Merhaba... Öncelikle, şiirlerim hakkındaki pozitif değerlendirmen için çok teşekkür ederim. "Birkaç Porsiyon Hayat", kurgusal bakımdan deneysel bir kitap aslında… Şiirde farklı bir şeyler denemek istedim. Biliyorsun, emek süreçlerinin temel bileşenlerinden bir tanesi de kadının ev içi emeği. Üstelik ev içi emeğin hiçbir ekonomik ve sosyal karşılığı yok. Adeta yok sayılan, unutturulmak istenen bir emek türü. Ev içi emeğin merkezinde ise "mutfak" duruyor. Dünyadaki bütün çatışmaların temelinde ise geçim derdi var. Yaşamak için yemek zorundayız. Yani mutfak ve yemek toplumsallık ve emekle böyle bir sıkı ilişki içerisinde. Aslında yemeklerin dünyasında bir toplumsal hayat yatıyor ve ben bunu fark ettim. Yemeklerin dünyasıyla toplumsal hayatın farklı boyutlarını şiir diliyle sentezlemeye çalıştım. Sanırım bu özgün ve şiirimizde bir ilk. Senin de belirttiğin gibi yazım süreci uzun bir zamana yayıldı. Şiirlerin felsefesi yazarak olgunlaştı. Bazı şiirleri yedi, sekiz kez yazdığım oldu. Şiirlerin dili zaman içinde kendini buldu ve olgunlaştı. Ve bu süreç on iki yılı buldu.

-İçerikte, kendini baskın bir öğe olarak gösteren, gerçek yemek tariflerinden yola çıkılarak kurgulanan reçetelere yaslanan şiirler bulunuyor. Her bir şiirin, merkeze koyduğu reçeteye bağlı olarak, yazım aşamasında bazı zorlukları beraberinde getirdiğini tahmin ediyorum. Seni en çok zorlayan hangisi oldu yazarken?  

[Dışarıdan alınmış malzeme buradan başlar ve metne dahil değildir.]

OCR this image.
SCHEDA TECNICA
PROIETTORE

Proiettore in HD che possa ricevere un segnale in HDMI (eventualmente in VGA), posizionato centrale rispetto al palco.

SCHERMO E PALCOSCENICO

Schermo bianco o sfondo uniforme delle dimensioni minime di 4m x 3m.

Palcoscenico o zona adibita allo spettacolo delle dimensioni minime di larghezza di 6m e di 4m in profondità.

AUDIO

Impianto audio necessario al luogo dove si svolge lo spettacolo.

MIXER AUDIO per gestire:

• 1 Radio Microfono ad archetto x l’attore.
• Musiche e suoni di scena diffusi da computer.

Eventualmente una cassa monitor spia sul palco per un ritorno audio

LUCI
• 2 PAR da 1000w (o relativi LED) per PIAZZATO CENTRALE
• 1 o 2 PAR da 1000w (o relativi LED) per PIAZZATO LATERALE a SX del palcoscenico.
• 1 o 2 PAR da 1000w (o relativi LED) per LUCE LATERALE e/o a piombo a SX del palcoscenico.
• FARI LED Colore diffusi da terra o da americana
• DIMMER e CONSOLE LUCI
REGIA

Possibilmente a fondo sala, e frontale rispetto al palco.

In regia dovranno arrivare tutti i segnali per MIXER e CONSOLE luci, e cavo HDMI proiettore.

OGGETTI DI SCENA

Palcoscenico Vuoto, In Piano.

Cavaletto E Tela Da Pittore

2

Şiir reçete sunar mı? Elbette sunmaz, aksine şiirin biraz karmaşıklaştırıcı bir yaratı olduğunu düşünmek lazım. Şiirlerde beni en çok zorlayan şey, başlığa taşıdığım yemekle toplumsal hayatın farklı boyutlarını eklektizme düşmeden sentezlemekti. Zor bir çalışmaydı bu. Sonuçta absürde varan bir noktaya da düşülebilirdi. Nitekim şiirler hakkında yapılan değerlendirmelerde çok özgün şiirler olduğunu belirtenler gibi, çok az sayıda da olsa şiirlerden bir şey anlamadığını söyleyenler de oldu. Bu, ne kadar hassas bir dengeyi gözetmem gerektiğini de gösterdi bana. Sanırım o geçişleri kotarmak yazım işinin en zor tarafıydı. Yoksa imge dağarcığı, dilin sıcaklığı, geniş sesliliği zaten diğer şiirlerimde de var olan şeyler.

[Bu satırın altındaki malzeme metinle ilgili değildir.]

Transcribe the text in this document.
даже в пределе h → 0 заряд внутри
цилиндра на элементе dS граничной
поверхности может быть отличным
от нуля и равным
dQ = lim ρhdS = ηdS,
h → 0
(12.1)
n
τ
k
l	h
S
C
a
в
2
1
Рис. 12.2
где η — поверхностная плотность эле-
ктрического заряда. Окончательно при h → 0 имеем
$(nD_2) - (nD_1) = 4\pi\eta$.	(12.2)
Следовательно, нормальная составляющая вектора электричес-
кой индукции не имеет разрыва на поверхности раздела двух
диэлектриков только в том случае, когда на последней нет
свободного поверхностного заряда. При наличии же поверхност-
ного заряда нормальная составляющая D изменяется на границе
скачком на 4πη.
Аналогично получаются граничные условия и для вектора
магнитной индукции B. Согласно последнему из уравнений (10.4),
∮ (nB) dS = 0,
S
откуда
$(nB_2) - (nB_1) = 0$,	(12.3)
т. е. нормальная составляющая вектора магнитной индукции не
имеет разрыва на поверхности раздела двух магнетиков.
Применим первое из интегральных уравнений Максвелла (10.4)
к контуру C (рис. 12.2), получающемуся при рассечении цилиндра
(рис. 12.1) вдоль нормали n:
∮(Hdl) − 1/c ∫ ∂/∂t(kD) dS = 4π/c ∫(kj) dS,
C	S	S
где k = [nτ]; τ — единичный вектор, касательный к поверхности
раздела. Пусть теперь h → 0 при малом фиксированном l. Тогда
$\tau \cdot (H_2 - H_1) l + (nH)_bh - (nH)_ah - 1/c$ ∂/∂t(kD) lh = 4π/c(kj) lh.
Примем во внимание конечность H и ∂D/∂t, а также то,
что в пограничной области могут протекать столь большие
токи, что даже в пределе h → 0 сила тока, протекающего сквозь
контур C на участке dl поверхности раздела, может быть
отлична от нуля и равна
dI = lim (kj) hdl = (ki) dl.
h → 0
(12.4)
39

-Şiirlere başlık olan ve her bir şiirin içeriğini de belirleyen yemek adlarının seçiminde, "Spagetti" şiiri hariç, tamamen yerli mutfağa yönelmişsin. Mutfağa ait türlü çeşit ifade, deyim, terim, isim geçiyor şiirlerde. Bunun için bir ön çalışma yaptın mı yoksa zaten konuya hakim olduğun için, alımlama estetiğinden de güç alıp derinleşerek kurduğun ‘bir tür ara dil’ aracılığıyla mı yazdın şiirleri? Düzyazıdan gastronominin terminolojisine, oradan şiir diline giden bir mesafe kat etmiş gibisin çünkü. Giriştiğin eylem, bir nevi ‘çeviri’ sayılır.

Şiirlerde temayı belirlerken, yerli ya da yabancı mutfağa ait olması gibi bir ayrım gözetmedim. Zaten derdim bildiğimiz yemek tarifleri yapmak da değildi. Yemek üzerinden toplumsal bir dünya kurmaya çalıştım. Bu toplumsallığın içinde birey de var tabi ki kadın meselesi var, savaşlar var, açlık var, çocuklar var tutunamayanlar var, acı var, tarih var, aşk var, erotizm var. Zaten şiir benim için varoluşumun vazgeçilmez bir parçası. Bir kadın ve anne olarak çalışmadığım dönemlerde mutfak ve yemeklerin dünyasıyla iç içeyim. Bu yüzden özel bir ön çalışmam olmadı. Bazen özgün bir şiir akılcı buluşla başlar. Önemli olan bu buluştu. Şiirlerin dilinin olgunlaşması ise az önce söylediğim gibi yazım sürecinde oldu. Yani buna bir çeviri değil ama Veysel Çolak’ın tarif ettiği gibi simyacı aranışı diyebiliriz. İki farklı dünya arasında paralellik kuruyorsanız şiirde metafor, kinaye ve alegori ister istemez öne çıkıyor.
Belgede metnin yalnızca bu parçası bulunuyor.